RecyclingPositionalEncoding¶
- class continual.RecyclingPositionalEncoding(embed_dim, num_embeds, learned=True, forward_update_index_steps=1)[source]¶
Recycling Positional Encoding with learned or static weights.
Recycling Positional Encoding were proposed by Hedegaard et al. in “Continual Transformers: Redundancy-Free Attention for Online Inference” https://arxiv.org/abs/2201.06268 (paper) https://www.youtube.com/watch?v=gy802Tlp-eQ (video).
When static encoding is selected, the module employs “Cyclic Positional Encoding” as proposed by Ma et al. in “Learning to Iteratively Solve Routing Problems with Dual-Aspect Collaborative Transformer” https://arxiv.org/abs/2110.02544.
- Parameters:
embed_dim (int) – dimensionality of positional embeddings.
num_embeds (int) – number of embeddings to recycle among.
learned (bool) – whether embeddings should be learned or static sinusoidal
forward_update_index_steps (int) – the number of index steps to offset the encoding query with each time
forward
is called.
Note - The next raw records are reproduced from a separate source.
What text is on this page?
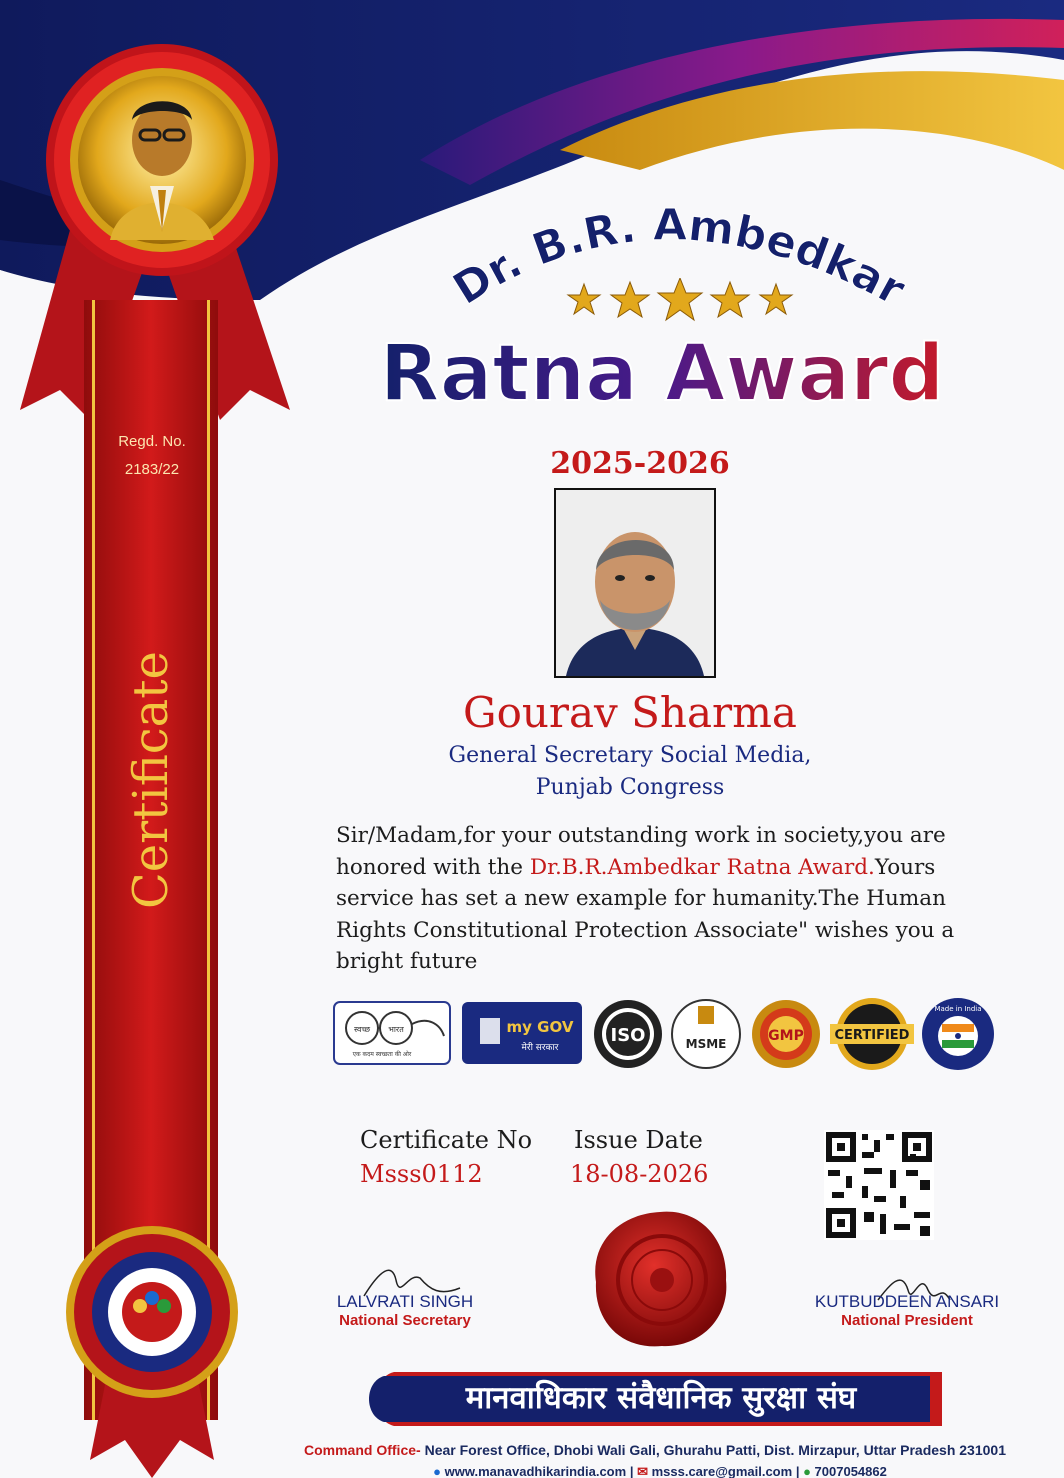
Regd. No.
2183/22
Certificate
Dr. B.R. Ambedkar
Ratna Award
2025-2026
Gourav Sharma
General Secretary Social Media,
Punjab Congress
Sir/Madam,for your outstanding work in society,you are honored with the Dr.B.R.Ambedkar Ratna Award.Yours service has set a new example for humanity.The Human Rights Constitutional Protection Associate" wishes you a bright future
स्वच्छ भारत
एक कदम स्वच्छता की ओर
my GOV
मेरी सरकार
ISO	MSME	GMP CERTIFIED
Made in India
Certificate No
Msss0112
Issue Date
18-08-2026
LALVRATI SINGH
National Secretary
KUTBUDDEEN ANSARI
National President
मानवाधिकार संवैधानिक सुरक्षा संघ
Command Office- Near Forest Office, Dhobi Wali Gali, Ghurahu Patti, Dist. Mirzapur, Uttar Pradesh 231001
● www.manavadhikarindia.com | ✉ msss.care@gmail.com | ● 7007054862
This ensures that positional encodings have a new starting position at each call.
Examples:
pe = RecyclingPositionalEncoding( embed_dim=10, num_embeds=16 * 2 - 1, forward_update_index_steps=0 ) x = torch.zeros((1, 10, 16)) # (B, C, T) o_forward = pe.forward(x) o_forward_steps = pe.forward_steps(x[:, :, :-1]) o_forward_step = pe.forward_step(x[:, :, -1]) assert torch.equal(o_forward[:, :, :-1], o_forward_steps) assert torch.equal(o_forward[:, :, -1], o_forward_step)